Ross, James; Lavallee, Luke T; Hickling, Duane; van Walraven, Carl.
Afiliação
  • Ross J; Department of Surgery, University of Ottawa, Ottawa, Canada.
  • Lavallee LT; Department of Surgery, University of Ottawa, Ottawa, Canada.
  • Hickling D; Department of Surgery, University of Ottawa, Ottawa, Canada.
  • van Walraven C; Department of Medicine / Department of Epidemiology & Community Medicine, University of Ottawa, ASB1-003, 1053 Carling Ave, Ottawa, ON, K1Y 4E9, Canada. carlv@ohri.ca.
BMC Med Res Methodol ; 24(1): 73, 2024 Mar 21.
Article em En | MEDLINE | ID: mdl-38515018
ABSTRACT

BACKGROUND:

Misclassification bias (MB) is the deviation of measured from true values due to incorrect case assignment. This study compared MB when cystectomy status was determined using administrative database codes vs. predicted cystectomy probability.

METHODS:

We identified every primary cystectomy-diversion type at a single hospital 2009-2019. We linked to claims data to measure true association of cystectomy with 30 patient and hospitalization factors.

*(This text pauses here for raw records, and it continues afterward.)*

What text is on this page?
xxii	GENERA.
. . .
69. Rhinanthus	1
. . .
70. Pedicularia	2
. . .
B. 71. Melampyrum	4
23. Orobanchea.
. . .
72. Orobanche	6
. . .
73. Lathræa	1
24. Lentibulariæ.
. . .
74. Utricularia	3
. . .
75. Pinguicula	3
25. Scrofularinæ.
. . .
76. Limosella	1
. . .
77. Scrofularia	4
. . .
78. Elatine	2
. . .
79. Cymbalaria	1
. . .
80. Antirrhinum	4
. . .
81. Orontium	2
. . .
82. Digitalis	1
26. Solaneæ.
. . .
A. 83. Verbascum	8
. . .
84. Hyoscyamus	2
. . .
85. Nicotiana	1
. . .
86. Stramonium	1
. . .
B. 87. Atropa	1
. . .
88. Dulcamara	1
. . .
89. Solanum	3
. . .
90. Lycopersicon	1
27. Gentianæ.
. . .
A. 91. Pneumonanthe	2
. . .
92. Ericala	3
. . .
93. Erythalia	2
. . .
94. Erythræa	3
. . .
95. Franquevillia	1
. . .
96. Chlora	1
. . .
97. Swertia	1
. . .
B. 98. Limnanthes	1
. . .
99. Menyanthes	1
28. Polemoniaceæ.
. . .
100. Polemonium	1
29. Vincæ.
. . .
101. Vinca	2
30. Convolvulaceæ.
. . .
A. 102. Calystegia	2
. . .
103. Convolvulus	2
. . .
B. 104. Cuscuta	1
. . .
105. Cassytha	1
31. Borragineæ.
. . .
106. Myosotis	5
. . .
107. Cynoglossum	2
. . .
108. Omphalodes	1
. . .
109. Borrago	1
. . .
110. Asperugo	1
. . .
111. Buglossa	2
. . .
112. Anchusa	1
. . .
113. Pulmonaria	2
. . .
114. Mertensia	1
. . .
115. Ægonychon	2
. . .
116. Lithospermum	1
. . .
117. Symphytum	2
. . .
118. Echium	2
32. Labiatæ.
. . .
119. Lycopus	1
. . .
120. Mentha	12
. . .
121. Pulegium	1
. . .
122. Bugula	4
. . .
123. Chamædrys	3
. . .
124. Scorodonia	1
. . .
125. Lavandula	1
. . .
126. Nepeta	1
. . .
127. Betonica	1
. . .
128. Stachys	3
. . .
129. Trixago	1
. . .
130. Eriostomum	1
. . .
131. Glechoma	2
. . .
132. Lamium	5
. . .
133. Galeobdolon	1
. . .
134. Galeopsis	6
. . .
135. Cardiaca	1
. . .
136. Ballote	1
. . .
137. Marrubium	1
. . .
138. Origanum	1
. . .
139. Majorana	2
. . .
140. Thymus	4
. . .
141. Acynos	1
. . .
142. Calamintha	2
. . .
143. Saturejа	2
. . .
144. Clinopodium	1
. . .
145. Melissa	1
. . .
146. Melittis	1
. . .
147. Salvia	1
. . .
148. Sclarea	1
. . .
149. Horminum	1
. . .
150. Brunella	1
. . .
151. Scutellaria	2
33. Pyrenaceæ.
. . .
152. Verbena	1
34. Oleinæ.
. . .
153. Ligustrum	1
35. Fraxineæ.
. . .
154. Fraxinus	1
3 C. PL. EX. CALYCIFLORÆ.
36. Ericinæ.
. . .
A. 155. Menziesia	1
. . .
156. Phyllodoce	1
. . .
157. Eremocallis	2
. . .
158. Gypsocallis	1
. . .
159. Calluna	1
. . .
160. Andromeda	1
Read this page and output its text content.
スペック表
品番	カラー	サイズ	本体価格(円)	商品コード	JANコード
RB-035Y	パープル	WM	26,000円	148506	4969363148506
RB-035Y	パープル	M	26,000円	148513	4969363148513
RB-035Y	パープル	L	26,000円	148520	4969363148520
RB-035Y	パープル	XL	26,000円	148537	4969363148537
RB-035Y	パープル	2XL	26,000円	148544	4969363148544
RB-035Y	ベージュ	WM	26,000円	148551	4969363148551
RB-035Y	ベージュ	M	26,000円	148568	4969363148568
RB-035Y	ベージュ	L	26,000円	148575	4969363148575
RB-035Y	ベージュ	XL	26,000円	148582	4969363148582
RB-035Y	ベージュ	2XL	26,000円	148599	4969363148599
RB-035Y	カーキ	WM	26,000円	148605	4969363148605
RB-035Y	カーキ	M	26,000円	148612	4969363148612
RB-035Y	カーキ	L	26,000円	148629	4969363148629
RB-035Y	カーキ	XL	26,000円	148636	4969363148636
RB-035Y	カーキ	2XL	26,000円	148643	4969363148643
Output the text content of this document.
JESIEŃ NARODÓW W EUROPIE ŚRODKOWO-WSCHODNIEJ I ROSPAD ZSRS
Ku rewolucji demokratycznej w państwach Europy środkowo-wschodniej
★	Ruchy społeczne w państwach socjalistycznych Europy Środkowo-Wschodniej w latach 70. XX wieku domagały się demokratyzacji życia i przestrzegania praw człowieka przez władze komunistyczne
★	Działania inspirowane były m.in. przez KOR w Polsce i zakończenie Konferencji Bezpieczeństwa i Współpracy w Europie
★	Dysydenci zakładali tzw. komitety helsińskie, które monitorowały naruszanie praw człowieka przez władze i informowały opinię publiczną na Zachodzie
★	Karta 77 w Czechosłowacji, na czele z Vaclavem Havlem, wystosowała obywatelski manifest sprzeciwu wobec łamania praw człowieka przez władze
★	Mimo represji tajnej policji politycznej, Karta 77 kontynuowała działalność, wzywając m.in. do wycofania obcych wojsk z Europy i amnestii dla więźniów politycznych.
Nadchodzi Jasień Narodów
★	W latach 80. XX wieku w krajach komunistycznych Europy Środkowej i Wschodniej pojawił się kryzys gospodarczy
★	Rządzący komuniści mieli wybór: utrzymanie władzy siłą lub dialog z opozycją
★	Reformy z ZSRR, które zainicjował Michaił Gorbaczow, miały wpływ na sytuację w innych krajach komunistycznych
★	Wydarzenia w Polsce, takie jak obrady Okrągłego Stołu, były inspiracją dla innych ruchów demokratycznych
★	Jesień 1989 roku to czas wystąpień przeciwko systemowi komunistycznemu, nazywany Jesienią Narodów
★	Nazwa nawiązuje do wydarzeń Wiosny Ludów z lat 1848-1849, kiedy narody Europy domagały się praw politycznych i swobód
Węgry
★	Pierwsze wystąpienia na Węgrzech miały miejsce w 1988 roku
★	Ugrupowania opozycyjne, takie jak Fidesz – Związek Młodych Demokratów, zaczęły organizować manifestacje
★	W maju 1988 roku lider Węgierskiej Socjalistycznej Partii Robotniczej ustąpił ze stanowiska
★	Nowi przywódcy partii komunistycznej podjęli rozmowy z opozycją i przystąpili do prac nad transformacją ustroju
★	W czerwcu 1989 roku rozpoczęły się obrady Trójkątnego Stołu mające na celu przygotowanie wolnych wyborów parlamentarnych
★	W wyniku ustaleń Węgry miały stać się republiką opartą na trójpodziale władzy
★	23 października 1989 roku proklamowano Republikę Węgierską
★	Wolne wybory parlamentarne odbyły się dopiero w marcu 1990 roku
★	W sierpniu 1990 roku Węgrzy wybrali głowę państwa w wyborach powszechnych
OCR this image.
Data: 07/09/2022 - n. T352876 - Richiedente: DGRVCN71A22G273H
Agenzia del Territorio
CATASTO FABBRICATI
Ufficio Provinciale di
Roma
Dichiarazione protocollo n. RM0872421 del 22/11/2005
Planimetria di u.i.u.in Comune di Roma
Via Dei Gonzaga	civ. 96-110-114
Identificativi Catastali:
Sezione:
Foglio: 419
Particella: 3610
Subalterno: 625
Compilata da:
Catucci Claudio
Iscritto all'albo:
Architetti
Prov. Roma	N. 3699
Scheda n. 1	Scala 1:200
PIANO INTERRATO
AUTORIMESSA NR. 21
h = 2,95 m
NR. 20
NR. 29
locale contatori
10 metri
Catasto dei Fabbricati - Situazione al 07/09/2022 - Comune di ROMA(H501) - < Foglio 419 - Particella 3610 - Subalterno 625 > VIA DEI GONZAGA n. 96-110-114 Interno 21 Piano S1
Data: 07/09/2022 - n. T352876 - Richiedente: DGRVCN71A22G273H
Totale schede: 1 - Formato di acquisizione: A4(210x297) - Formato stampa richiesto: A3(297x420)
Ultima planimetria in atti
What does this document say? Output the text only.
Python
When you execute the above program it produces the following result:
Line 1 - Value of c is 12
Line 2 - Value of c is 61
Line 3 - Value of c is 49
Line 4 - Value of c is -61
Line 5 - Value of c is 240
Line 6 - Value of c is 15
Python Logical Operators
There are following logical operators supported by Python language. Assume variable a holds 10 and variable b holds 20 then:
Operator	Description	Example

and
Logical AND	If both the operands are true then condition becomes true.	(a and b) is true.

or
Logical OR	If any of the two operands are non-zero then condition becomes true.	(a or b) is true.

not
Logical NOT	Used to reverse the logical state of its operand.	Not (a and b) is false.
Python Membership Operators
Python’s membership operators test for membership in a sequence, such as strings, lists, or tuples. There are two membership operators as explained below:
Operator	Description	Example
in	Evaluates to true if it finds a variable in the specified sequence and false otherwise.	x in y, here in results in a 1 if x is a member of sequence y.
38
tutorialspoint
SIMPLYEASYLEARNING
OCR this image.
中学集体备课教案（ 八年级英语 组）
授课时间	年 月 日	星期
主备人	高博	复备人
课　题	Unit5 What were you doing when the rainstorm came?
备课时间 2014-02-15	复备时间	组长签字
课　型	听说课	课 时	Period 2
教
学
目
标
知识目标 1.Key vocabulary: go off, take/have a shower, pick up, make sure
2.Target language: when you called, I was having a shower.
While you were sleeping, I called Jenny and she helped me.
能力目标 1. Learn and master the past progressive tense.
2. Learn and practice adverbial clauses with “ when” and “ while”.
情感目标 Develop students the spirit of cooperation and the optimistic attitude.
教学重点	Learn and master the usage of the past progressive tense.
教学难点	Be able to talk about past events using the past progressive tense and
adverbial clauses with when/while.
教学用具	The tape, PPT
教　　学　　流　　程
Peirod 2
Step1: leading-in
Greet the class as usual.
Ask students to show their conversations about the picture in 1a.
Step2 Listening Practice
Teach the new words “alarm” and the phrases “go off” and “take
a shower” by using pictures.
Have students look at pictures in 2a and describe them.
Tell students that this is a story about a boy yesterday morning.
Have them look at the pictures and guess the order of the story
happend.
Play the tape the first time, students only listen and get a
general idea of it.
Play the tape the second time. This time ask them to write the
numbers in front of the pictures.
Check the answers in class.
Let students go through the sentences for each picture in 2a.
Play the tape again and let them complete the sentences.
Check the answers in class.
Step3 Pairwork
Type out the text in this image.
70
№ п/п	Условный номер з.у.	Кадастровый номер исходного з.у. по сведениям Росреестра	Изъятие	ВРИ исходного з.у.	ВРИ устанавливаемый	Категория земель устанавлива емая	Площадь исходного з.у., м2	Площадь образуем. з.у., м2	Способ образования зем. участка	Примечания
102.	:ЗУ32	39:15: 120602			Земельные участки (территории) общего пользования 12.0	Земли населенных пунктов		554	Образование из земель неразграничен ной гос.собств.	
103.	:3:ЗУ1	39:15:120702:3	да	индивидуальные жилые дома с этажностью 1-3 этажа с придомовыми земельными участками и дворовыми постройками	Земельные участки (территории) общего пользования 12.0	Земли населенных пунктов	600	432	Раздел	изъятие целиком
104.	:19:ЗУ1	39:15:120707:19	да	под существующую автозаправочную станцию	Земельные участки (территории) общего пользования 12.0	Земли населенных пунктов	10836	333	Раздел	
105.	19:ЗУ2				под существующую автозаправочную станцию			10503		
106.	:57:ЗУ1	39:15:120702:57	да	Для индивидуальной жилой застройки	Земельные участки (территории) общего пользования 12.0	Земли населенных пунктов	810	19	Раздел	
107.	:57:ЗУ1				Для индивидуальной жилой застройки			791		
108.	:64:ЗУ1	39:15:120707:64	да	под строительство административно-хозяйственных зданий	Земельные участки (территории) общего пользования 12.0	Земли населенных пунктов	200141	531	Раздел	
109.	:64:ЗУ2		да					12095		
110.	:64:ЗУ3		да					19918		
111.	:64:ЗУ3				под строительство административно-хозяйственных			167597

Associations were also measured when cystectomy status was assigned using billing codes and by cystectomy probability from multivariate logistic regression model with covariates from administrative data. MB was the difference between measured and true associations.

RESULTS:

500 people underwent cystectomy (0.12% of 428 677 hospitalizations). Sensitivity and positive predictive values for cystectomy codes were 97.1% and 58.6% for incontinent diversions and 100.0% and 48.4% for continent diversions, respectively. The model accurately predicted cystectomy-incontinent diversion (c-statistic [C] 0.999, Integrated Calibration Index [ICI] 0.000) and cystectomy-continent diversion (C1.000, ICI 0.000) probabilities. MB was significantly lower when model-based predictions was used to impute cystectomy-diversion type status using for both incontinent cystectomy (F = 12.75; p < .0001) and continent cystectomy (F = 11.25; p < .0001).

CONCLUSIONS:

A model using administrative data accurately returned the probability that cystectomy by diversion type occurred during a hospitalization. Using this model to impute cystectomy status minimized MB. Accuracy of administrative database research can be increased by using probabilistic imputation to determine case status instead of individual codes.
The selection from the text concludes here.